Aragonés destacó que la selección ha logrado consolidar una idea de juego bajo la dirección técnica de Villegas, basada en la posesión del balón, la disciplina táctica y un funcionamiento colectivo sólido. En ese sentido, resaltó que el mediocampo es uno de los puntos más fuertes del equipo.
Asimismo, valoró la mejora en la defensa, que considera más estable en comparación con procesos anteriores, combinando experiencia y juventud. También subrayó el aporte de jugadores con buen remate de media distancia, lo que podría convertirse en una alternativa ofensiva importante.
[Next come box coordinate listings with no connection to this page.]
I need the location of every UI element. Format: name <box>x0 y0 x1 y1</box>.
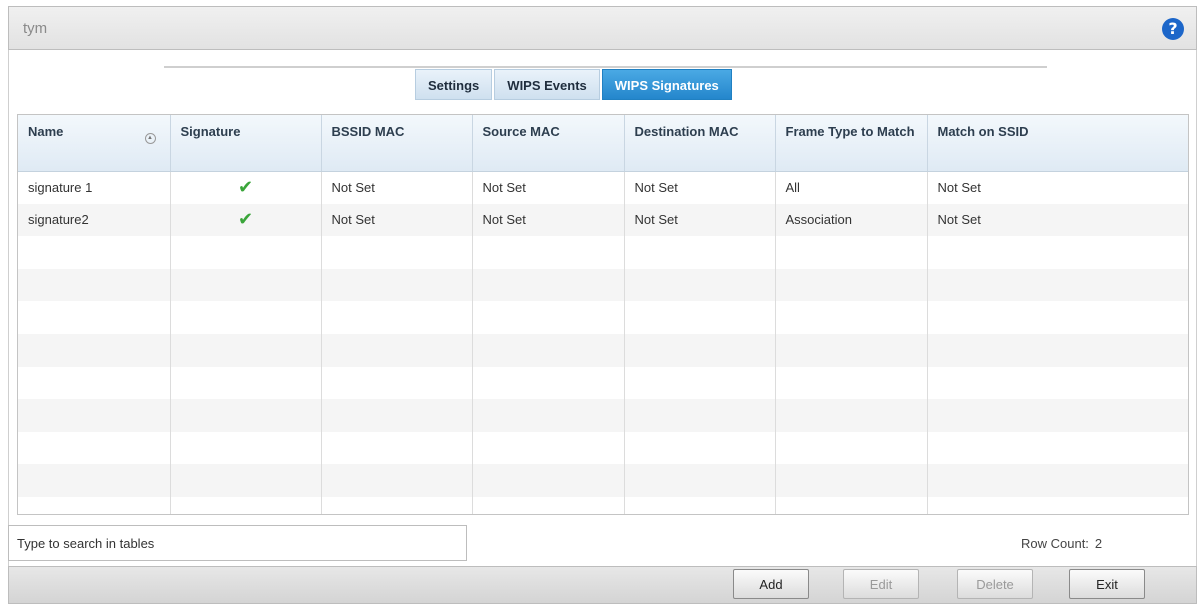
cell-bssid-mac: Not Set <box>321 203 473 237</box>
cell-name: signature2 <box>18 203 171 237</box>
cell-frame-type: Association <box>775 203 928 237</box>
add-button[interactable]: Add <box>733 569 809 599</box>
row-count-value: 2 <box>1094 536 1103 551</box>
column-header-source-mac[interactable]: Source MAC <box>472 115 625 172</box>
delete-button[interactable]: Delete <box>957 569 1033 599</box>
edit-button[interactable]: Edit <box>843 569 919 599</box>
empty-row <box>18 268 1188 302</box>
empty-row <box>18 431 1188 465</box>
page-title: tym <box>23 20 48 37</box>
tab-wips-events[interactable]: WIPS Events <box>494 69 600 100</box>
checkmark-icon: ✔ <box>170 171 322 204</box>
column-header-name[interactable]: Name ▲ <box>18 115 171 172</box>
empty-row <box>18 399 1188 432</box>
column-header-match-on-ssid[interactable]: Match on SSID <box>927 115 1188 172</box>
empty-row <box>18 301 1188 334</box>
help-icon[interactable]: ? <box>1162 18 1184 40</box>
row-count: Row Count: 2 <box>1021 536 1102 551</box>
empty-row <box>18 366 1188 400</box>
empty-row <box>18 333 1188 367</box>
table-row[interactable]: signature 1 ✔ Not Set Not Set Not Set Al… <box>18 171 1188 204</box>
row-count-label: Row Count: <box>1021 536 1089 551</box>
table-header-row: Name ▲ Signature BSSID MAC Source MAC De… <box>18 115 1188 172</box>
empty-row <box>18 236 1188 269</box>
tab-wips-signatures[interactable]: WIPS Signatures <box>601 69 732 100</box>
tab-settings[interactable]: Settings <box>415 69 493 100</box>
cell-source-mac: Not Set <box>472 203 625 237</box>
cell-bssid-mac: Not Set <box>321 171 473 204</box>
column-header-bssid-mac[interactable]: BSSID MAC <box>321 115 473 172</box>
cell-source-mac: Not Set <box>472 171 625 204</box>
cell-destination-mac: Not Set <box>624 203 776 237</box>
cell-destination-mac: Not Set <box>624 171 776 204</box>
tab-bar: Settings WIPS Events WIPS Signatures <box>415 69 734 100</box>
table-row[interactable]: signature2 ✔ Not Set Not Set Not Set Ass… <box>18 203 1188 237</box>
cell-match-on-ssid: Not Set <box>927 203 1188 237</box>
exit-button[interactable]: Exit <box>1069 569 1145 599</box>
sort-icon[interactable]: ▲ <box>144 133 156 144</box>
cell-frame-type: All <box>775 171 928 204</box>
empty-row <box>18 464 1188 497</box>
column-header-destination-mac[interactable]: Destination MAC <box>624 115 776 172</box>
cell-match-on-ssid: Not Set <box>937 180 981 196</box>
tab-divider <box>164 66 1047 68</box>
search-input[interactable] <box>8 525 467 561</box>
empty-row <box>18 496 1188 514</box>
column-header-frame-type[interactable]: Frame Type to Match <box>775 115 928 172</box>
checkmark-icon: ✔ <box>170 203 322 237</box>
page-header: tym ? <box>8 6 1197 50</box>
column-header-label: Name <box>28 124 64 139</box>
column-header-signature[interactable]: Signature <box>170 115 322 172</box>
cell-name: signature 1 <box>18 171 171 204</box>
signatures-table: Name ▲ Signature BSSID MAC Source MAC De… <box>17 114 1189 515</box>
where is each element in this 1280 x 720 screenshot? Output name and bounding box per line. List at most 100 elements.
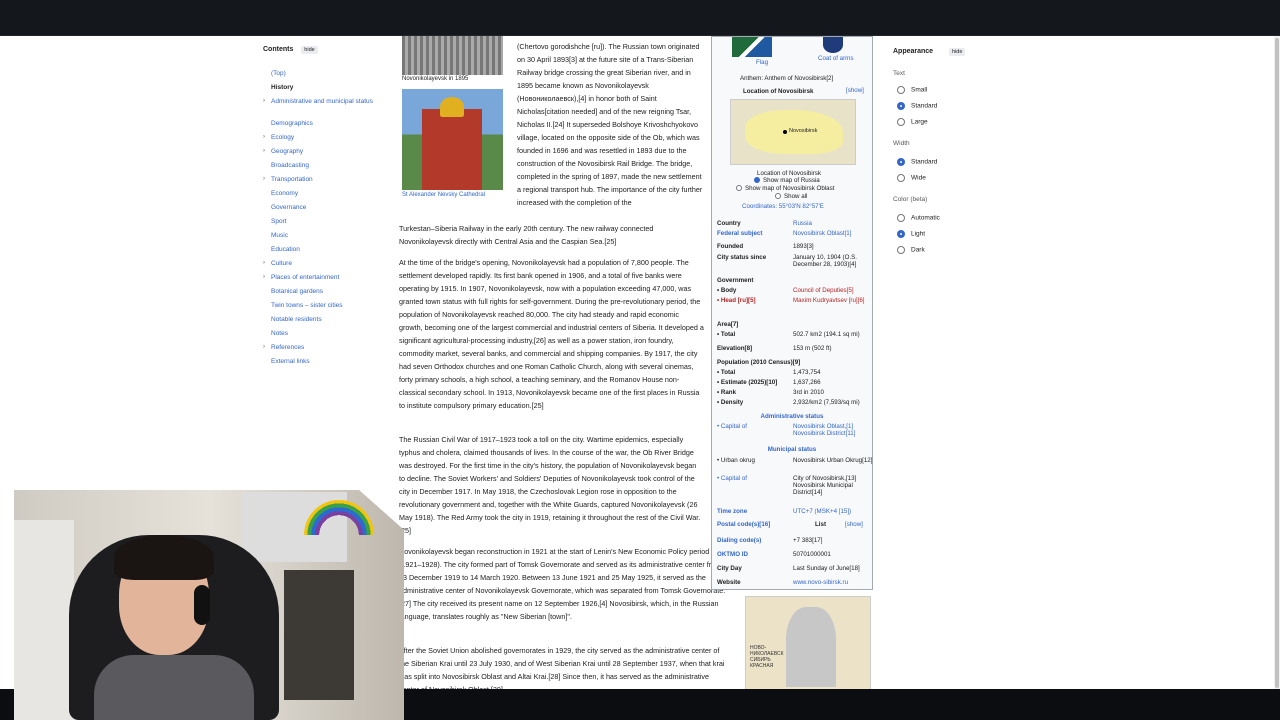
chevron-right-icon[interactable]: › <box>263 98 265 104</box>
dialing-code-value: +7 383[17] <box>793 537 823 544</box>
toc-item-governance[interactable]: Governance <box>271 204 381 212</box>
postal-code-label[interactable]: Postal code(s)[16] <box>717 521 770 528</box>
body-value[interactable]: Council of Deputies[5] <box>793 287 873 294</box>
text-size-standard[interactable]: Standard <box>897 102 937 110</box>
time-zone-value[interactable]: UTC+7 (MSK+4 [15]) <box>793 508 873 515</box>
headset-icon <box>194 585 210 625</box>
chevron-right-icon[interactable]: › <box>263 274 265 280</box>
color-dark[interactable]: Dark <box>897 246 925 254</box>
webcam-overlay <box>14 490 404 720</box>
toc-item-ecology[interactable]: Ecology <box>271 134 381 142</box>
toc-item-music[interactable]: Music <box>271 232 381 240</box>
toc-item-references[interactable]: References <box>271 344 381 352</box>
municipal-status-header[interactable]: Municipal status <box>712 446 872 453</box>
city-marker-icon <box>783 130 787 134</box>
dialing-code-label[interactable]: Dialing code(s) <box>717 537 761 544</box>
paragraph: After the Soviet Union abolished governo… <box>399 646 725 689</box>
rank-label: • Rank <box>717 389 737 396</box>
toc-item-notable[interactable]: Notable residents <box>271 316 381 324</box>
postal-show-link[interactable]: [show] <box>845 521 863 528</box>
cathedral-building <box>422 97 482 190</box>
area-label: Area[7] <box>717 321 739 328</box>
map-option-russia[interactable]: Show map of Russia <box>754 177 820 184</box>
toc-item-demographics[interactable]: Demographics <box>271 120 381 128</box>
country-value[interactable]: Russia <box>793 220 873 227</box>
founded-label: Founded <box>717 243 744 250</box>
flag-image[interactable] <box>732 37 772 57</box>
map-option-all[interactable]: Show all <box>775 193 807 200</box>
toc-item-sport[interactable]: Sport <box>271 218 381 226</box>
novonikolayevsk-1895-photo[interactable] <box>402 36 503 75</box>
infobox: Flag Coat of arms Anthem: Anthem of Novo… <box>711 36 873 590</box>
head-value[interactable]: Maxim Kudryavtsev [ru][6] <box>793 297 873 304</box>
head-label[interactable]: • Head [ru][5] <box>717 297 756 304</box>
oktmo-label[interactable]: OKTMO ID <box>717 551 748 558</box>
historic-poster-image[interactable]: НОВО-НИКОЛАЕВСК СИБИРЬ КРАСНАЯ <box>745 596 871 689</box>
city-status-value: January 10, 1904 (O.S. December 28, 1903… <box>793 254 857 268</box>
chevron-right-icon[interactable]: › <box>263 148 265 154</box>
map-option-oblast[interactable]: Show map of Novosibirsk Oblast <box>736 185 834 192</box>
time-zone-label[interactable]: Time zone <box>717 508 747 515</box>
muni-capital-value: City of Novosibirsk,[13] Novosibirsk Mun… <box>793 475 857 496</box>
location-show-link[interactable]: [show] <box>846 87 864 94</box>
founded-value: 1893[3] <box>793 243 814 250</box>
website-link[interactable]: www.novo-sibirsk.ru <box>793 579 873 586</box>
toc-item-transportation[interactable]: Transportation <box>271 176 381 184</box>
toc-item-external-links[interactable]: External links <box>271 358 381 366</box>
coordinates-link[interactable]: Coordinates: 55°03′N 82°57′E <box>742 203 824 210</box>
toc-item-notes[interactable]: Notes <box>271 330 381 338</box>
poster-text: НОВО-НИКОЛАЕВСК СИБИРЬ КРАСНАЯ <box>750 645 784 669</box>
chevron-right-icon[interactable]: › <box>263 176 265 182</box>
toc-hide-button[interactable]: hide <box>301 46 318 54</box>
toc-item-culture[interactable]: Culture <box>271 260 381 268</box>
toc-item-history[interactable]: History <box>271 84 381 92</box>
toc-item-twin-towns[interactable]: Twin towns – sister cities <box>271 302 381 310</box>
toc-item-places[interactable]: Places of entertainment <box>271 274 381 282</box>
width-standard[interactable]: Standard <box>897 158 937 166</box>
federal-subject-value[interactable]: Novosibirsk Oblast[1] <box>793 230 873 237</box>
color-label: Color (beta) <box>893 196 928 203</box>
streamer-hair <box>114 535 214 580</box>
text-size-small[interactable]: Small <box>897 86 927 94</box>
photo-caption-link[interactable]: St Alexander Nevsky Cathedral <box>402 192 485 198</box>
color-light[interactable]: Light <box>897 230 925 238</box>
location-header: Location of Novosibirsk <box>743 88 814 95</box>
width-wide[interactable]: Wide <box>897 174 926 182</box>
city-status-label: City status since <box>717 254 767 261</box>
muni-capital-label[interactable]: • Capital of <box>717 475 747 482</box>
cathedral-photo[interactable] <box>402 89 503 190</box>
poster-figure <box>786 607 836 687</box>
color-automatic[interactable]: Automatic <box>897 214 940 222</box>
browser-top-bar <box>0 0 1280 36</box>
city-day-label: City Day <box>717 565 742 572</box>
toc-item-education[interactable]: Education <box>271 246 381 254</box>
toc-item-admin-status[interactable]: Administrative and municipal status <box>271 98 381 106</box>
coat-of-arms-link[interactable]: Coat of arms <box>818 55 853 62</box>
coat-of-arms-image[interactable] <box>823 37 843 53</box>
population-label: Population (2010 Census)[9] <box>717 359 801 366</box>
toc-item-top[interactable]: (Top) <box>271 70 381 78</box>
toc-item-geography[interactable]: Geography <box>271 148 381 156</box>
rank-value: 3rd in 2010 <box>793 389 824 396</box>
chevron-right-icon[interactable]: › <box>263 344 265 350</box>
appearance-hide-button[interactable]: hide <box>949 48 966 56</box>
country-label: Country <box>717 220 741 227</box>
body-label: • Body <box>717 287 737 294</box>
flag-link[interactable]: Flag <box>756 59 768 66</box>
toc-item-botanical[interactable]: Botanical gardens <box>271 288 381 296</box>
toc-item-broadcasting[interactable]: Broadcasting <box>271 162 381 170</box>
text-size-large[interactable]: Large <box>897 118 928 126</box>
admin-capital-label[interactable]: • Capital of <box>717 423 747 430</box>
chevron-right-icon[interactable]: › <box>263 260 265 266</box>
federal-subject-label[interactable]: Federal subject <box>717 230 762 237</box>
toc-item-economy[interactable]: Economy <box>271 190 381 198</box>
paragraph: Novonikolayevsk began reconstruction in … <box>399 547 726 621</box>
scrollbar-thumb[interactable] <box>1275 38 1279 688</box>
chevron-right-icon[interactable]: › <box>263 134 265 140</box>
webcam-shelf <box>14 520 74 720</box>
location-map[interactable]: Novosibirsk <box>730 99 856 165</box>
admin-capital-value[interactable]: Novosibirsk Oblast,[1] Novosibirsk Distr… <box>793 423 873 437</box>
admin-status-header[interactable]: Administrative status <box>712 413 872 420</box>
paragraph: The Russian Civil War of 1917–1923 took … <box>399 435 701 535</box>
paragraph: Turkestan–Siberia Railway in the early 2… <box>399 224 654 246</box>
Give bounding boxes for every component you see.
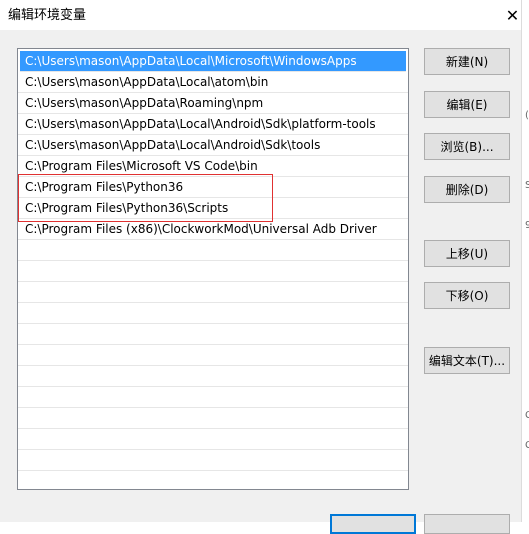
- empty-list-row[interactable]: [18, 471, 408, 489]
- empty-list-row[interactable]: [18, 261, 408, 282]
- background-fragment: 9: [525, 220, 529, 231]
- empty-list-row[interactable]: [18, 408, 408, 429]
- path-list-item[interactable]: C:\Program Files\Microsoft VS Code\bin: [18, 156, 408, 177]
- background-fragment: C: [525, 410, 529, 421]
- background-window-edge: ( S 9 C C: [521, 0, 529, 522]
- path-list-item[interactable]: C:\Users\mason\AppData\Local\Android\Sdk…: [18, 114, 408, 135]
- empty-list-row[interactable]: [18, 450, 408, 471]
- path-list-item[interactable]: C:\Program Files (x86)\ClockworkMod\Univ…: [18, 219, 408, 240]
- empty-list-row[interactable]: [18, 366, 408, 387]
- move-up-button[interactable]: 上移(U): [424, 240, 510, 267]
- path-listbox[interactable]: C:\Users\mason\AppData\Local\Microsoft\W…: [17, 48, 409, 490]
- path-list-item[interactable]: C:\Program Files\Python36: [18, 177, 408, 198]
- window-title: 编辑环境变量: [8, 8, 87, 23]
- path-list-item[interactable]: C:\Users\mason\AppData\Local\Android\Sdk…: [18, 135, 408, 156]
- empty-list-row[interactable]: [18, 282, 408, 303]
- new-button[interactable]: 新建(N): [424, 48, 510, 75]
- ok-button[interactable]: [330, 514, 416, 534]
- path-list-item[interactable]: C:\Users\mason\AppData\Roaming\npm: [18, 93, 408, 114]
- path-list-item[interactable]: C:\Users\mason\AppData\Local\Microsoft\W…: [20, 51, 406, 72]
- browse-button[interactable]: 浏览(B)...: [424, 133, 510, 160]
- edit-button[interactable]: 编辑(E): [424, 91, 510, 118]
- background-fragment: S: [525, 180, 529, 191]
- background-fragment: C: [525, 440, 529, 451]
- cancel-button[interactable]: [424, 514, 510, 534]
- empty-list-row[interactable]: [18, 429, 408, 450]
- empty-list-row[interactable]: [18, 324, 408, 345]
- background-fragment: (: [525, 110, 529, 121]
- title-bar: 编辑环境变量 ✕: [0, 0, 529, 30]
- empty-list-row[interactable]: [18, 387, 408, 408]
- empty-list-row[interactable]: [18, 303, 408, 324]
- delete-button[interactable]: 删除(D): [424, 176, 510, 203]
- empty-list-row[interactable]: [18, 345, 408, 366]
- edit-text-button[interactable]: 编辑文本(T)...: [424, 347, 510, 374]
- path-list-item[interactable]: C:\Program Files\Python36\Scripts: [18, 198, 408, 219]
- path-list-item[interactable]: C:\Users\mason\AppData\Local\atom\bin: [18, 72, 408, 93]
- empty-list-row[interactable]: [18, 240, 408, 261]
- move-down-button[interactable]: 下移(O): [424, 282, 510, 309]
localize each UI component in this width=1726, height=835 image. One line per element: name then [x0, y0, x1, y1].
Sin embargo, identificó la falta de efectividad en ataque como el principal aspecto a corregir. Según indicó, esta limitación ha sido recurrente y responde en parte a la estructura del fútbol boliviano.
Sobre el rival, Aragonés afirmó que Surinam representa una incógnita debido a la poca información disponible y al corto tiempo de trabajo de su plantel. En ese contexto, recomendó que Bolivia mantenga su propuesta de juego y fortalezca su orden colectivo para evitar sorpresas.
Finalmente, remarcó que un resultado positivo tendría un impacto más allá de lo deportivo, al contribuir a mejorar el ánimo de la población en el contexto actual.